There are only a few singular songs scattered on his SoundCloud, the majority of his posted tracks compiled into one-listen projects of varying length. This caught my attention off grip. Personally, I like the aesthetics of this demanding the listener respect his practice to fruition. He wants you to get the whole pie. May God Bless Your Hustle is his most actualized project. About an hour long, with notable features from Wiki and other artists on New York’s underground scene and production handled by himself and sLUMs affiliates Sixpress, Navy Blue, and Tony Seltzer it’s a solid statement as an artist and solidifies his own idiosyncratic style by tapping around his influences and modern cadences, playing around, opening up about his relationship with his mother, his own depressions, the struggles of black teenager traversing NYC’s DIY world. For an 18-year-old, he is fleshed out and developed to a surprisingly delightful degree.

MIKE’s music is refreshing. Spending most of his formative years in and around New York City and the Northeast, those influences stick out. That DOOM-esque matter of fact oddball flow is a good look, that powerful booming confidence he spits seemingly from the throat. May God Bless Your Hustle and By The Water are clear evidence of this. They’re both essentially travelogues of life in New York City. ‘Forever Find Flight’ is Metal Face as fuck. Just spit bars in story form be honest, keep it loose, reminds me of ‘Dead Bent’.

I see you reaching for that dap, you never reached my hand.

Yet its usually the songs you hear before a major release that tell of an artist’s potential. There are other subtleties the obvious DOOM shit and the Earl Sweatshirt nods (Earl is a mentor of MIKE’s). In that same interview with The Fader he says back in his childhood in England he would watch Grime videos. He shouts out Skepta more than once in tracks. The way he flows on ‘GODS WITH ME’ for example, the way he uses the spaces between beats is special.

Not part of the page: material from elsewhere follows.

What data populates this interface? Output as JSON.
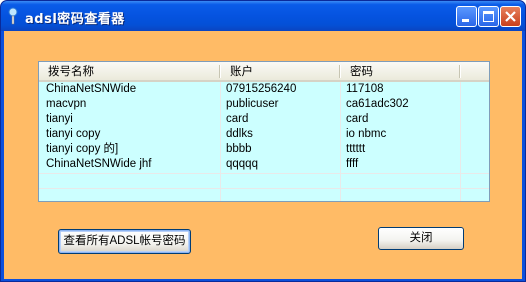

My favorite thing though, is the lack of shitting on other sub-genres of Hip Hop. It’s commonplace and has always been to try to separate yourself from parts of rap that you find unsavory. Backpackers in the early-2000’s rejected Lil Jon’s angsty Crunk music, and this has manifested to today where any artist who considers themselves “woke” or conscious will take jabs at trap artists, claiming that they are what Real Hip Hop should sound like.

But I didn’t catch any of this from MIKE. He is confident in the music he makes; he doesn’t need to compare himself to another artist. He knows what he’s feeling, he knows how to use his music to look at his life objectively. Don’t sleep on him.